Gelet op hetgeen onder 5.1.2 is overwogen, komt het Hof bij deze stand van zaken niet toe aan de behandeling van de overige stellingen van partijen.
Slotsom
5.7.
De slotsom is dat het hoger beroep van belanghebbende ongegrond is en dat de uitspraak van de rechtbank dient te worden bevestigd.

6.Kosten

Het Hof acht geen termen aanwezig voor een veroordeling in de kosten van het hoger beroep op de voet van artikel 8:75 van de Algemene wet bestuursrecht.

7.Beslissing

Het Hof bevestigt de uitspraak van de rechtbank.
De uitspraak is gedaan door mrs. H.E. Kostense, voorzitter, E.A.G. van der Ouderaa en R.C.H.M. Lips, leden van de belastingkamer, in tegenwoordigheid van mr. M.N Oosterom als griffier. De beslissing is op 29 november 2018 in het openbaar uitgesproken.
Tegen deze uitspraak kan binnen zes weken na de verzenddatum beroep in cassatie worden ingesteld bij de Hoge Raad der Nederlanden (belastingkamer), Postbus 20303, 2500 EH Den Haag.
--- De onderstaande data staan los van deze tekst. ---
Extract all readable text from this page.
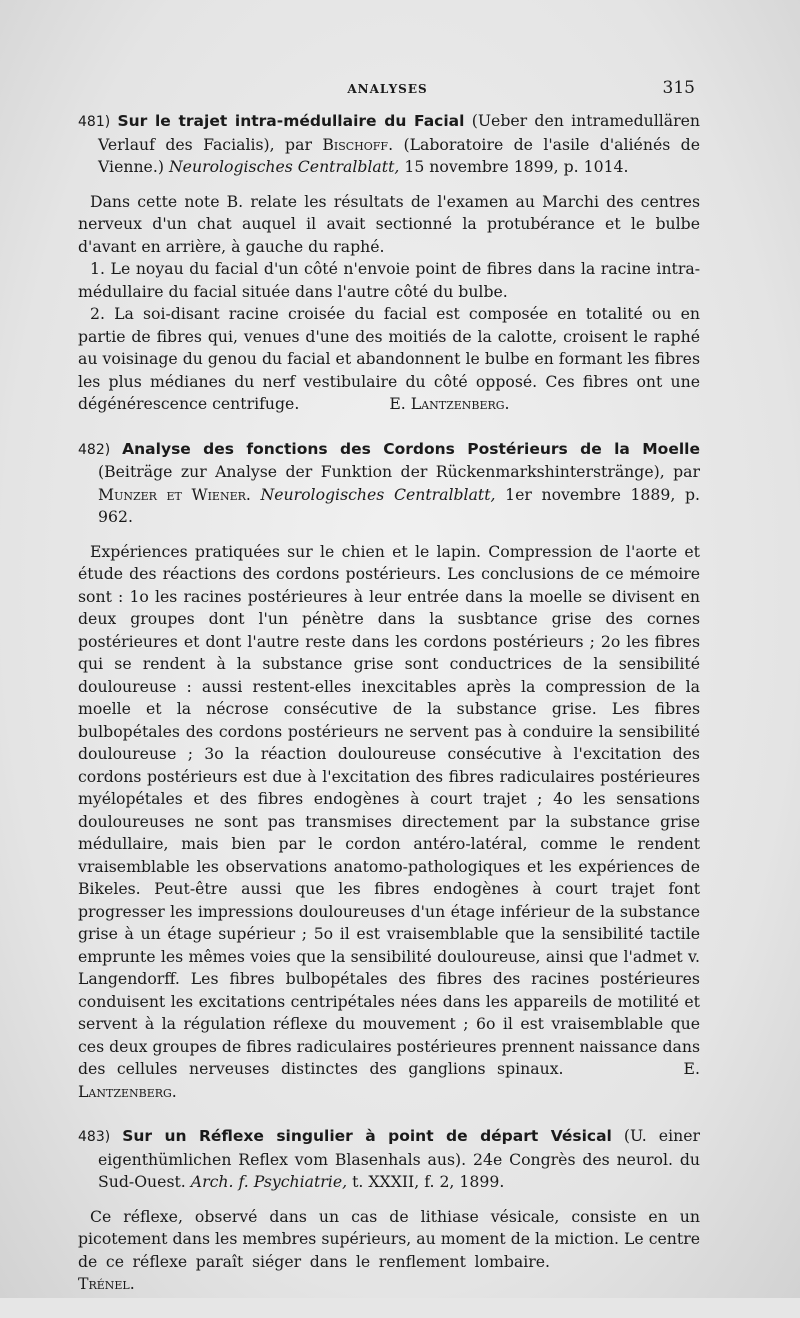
ANALYSES	315

481) Sur le trajet intra-médullaire du Facial (Ueber den intramedullären Verlauf des Facialis), par Bischoff. (Laboratoire de l'asile d'aliénés de Vienne.) Neurologisches Centralblatt, 15 novembre 1899, p. 1014.

Dans cette note B. relate les résultats de l'examen au Marchi des centres nerveux d'un chat auquel il avait sectionné la protubérance et le bulbe d'avant en arrière, à gauche du raphé.

1. Le noyau du facial d'un côté n'envoie point de fibres dans la racine intra-médullaire du facial située dans l'autre côté du bulbe.

2. La soi-disant racine croisée du facial est composée en totalité ou en partie de fibres qui, venues d'une des moitiés de la calotte, croisent le raphé au voisinage du genou du facial et abandonnent le bulbe en formant les fibres les plus médianes du nerf vestibulaire du côté opposé. Ces fibres ont une dégénérescence centrifuge.	E. Lantzenberg.

482) Analyse des fonctions des Cordons Postérieurs de la Moelle (Beiträge zur Analyse der Funktion der Rückenmarkshinterstränge), par Munzer et Wiener. Neurologisches Centralblatt, 1er novembre 1889, p. 962.

Expériences pratiquées sur le chien et le lapin. Compression de l'aorte et étude des réactions des cordons postérieurs. Les conclusions de ce mémoire sont : 1o les racines postérieures à leur entrée dans la moelle se divisent en deux groupes dont l'un pénètre dans la susbtance grise des cornes postérieures et dont l'autre reste dans les cordons postérieurs ; 2o les fibres qui se rendent à la substance grise sont conductrices de la sensibilité douloureuse : aussi restent-elles inexcitables après la compression de la moelle et la nécrose consécutive de la substance grise. Les fibres bulbopétales des cordons postérieurs ne servent pas à conduire la sensibilité douloureuse ; 3o la réaction douloureuse consécutive à l'excitation des cordons postérieurs est due à l'excitation des fibres radiculaires postérieures myélopétales et des fibres endogènes à court trajet ; 4o les sensations douloureuses ne sont pas transmises directement par la substance grise médullaire, mais bien par le cordon antéro-latéral, comme le rendent vraisemblable les observations anatomo-pathologiques et les expériences de Bikeles. Peut-être aussi que les fibres endogènes à court trajet font progresser les impressions douloureuses d'un étage inférieur de la substance grise à un étage supérieur ; 5o il est vraisemblable que la sensibilité tactile emprunte les mêmes voies que la sensibilité douloureuse, ainsi que l'admet v. Langendorff. Les fibres bulbopétales des fibres des racines postérieures conduisent les excitations centripétales nées dans les appareils de motilité et servent à la régulation réflexe du mouvement ; 6o il est vraisemblable que ces deux groupes de fibres radiculaires postérieures prennent naissance dans des cellules nerveuses distinctes des ganglions spinaux.	E. Lantzenberg.

483) Sur un Réflexe singulier à point de départ Vésical (U. einer eigenthümlichen Reflex vom Blasenhals aus). 24e Congrès des neurol. du Sud-Ouest. Arch. f. Psychiatrie, t. XXXII, f. 2, 1899.

Ce réflexe, observé dans un cas de lithiase vésicale, consiste en un picotement dans les membres supérieurs, au moment de la miction. Le centre de ce réflexe paraît siéger dans le renflement lombaire.Trénel.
Daarbij moet het volgende in acht worden genomen:
1. bij het beroepschrift wordt een afschrift van deze uitspraak overgelegd.
2. het beroepschrift moet ondertekend zijn en ten minste het volgende vermelden:
a. de naam en het adres van de indiener;
b. een dagtekening;
c. een omschrijving van de uitspraak waartegen het beroep in cassatie is gericht;
d. de gronden van het beroep in cassatie.
Voor het instellen van beroep in cassatie is griffierecht verschuldigd. Na het instellen van beroep in cassatie ontvangt de indiener een nota griffierecht van de griffier van de Hoge Raad.
In het cassatieberoepschrift kan de Hoge Raad verzocht worden om de wederpartij te veroordelen in de proceskosten.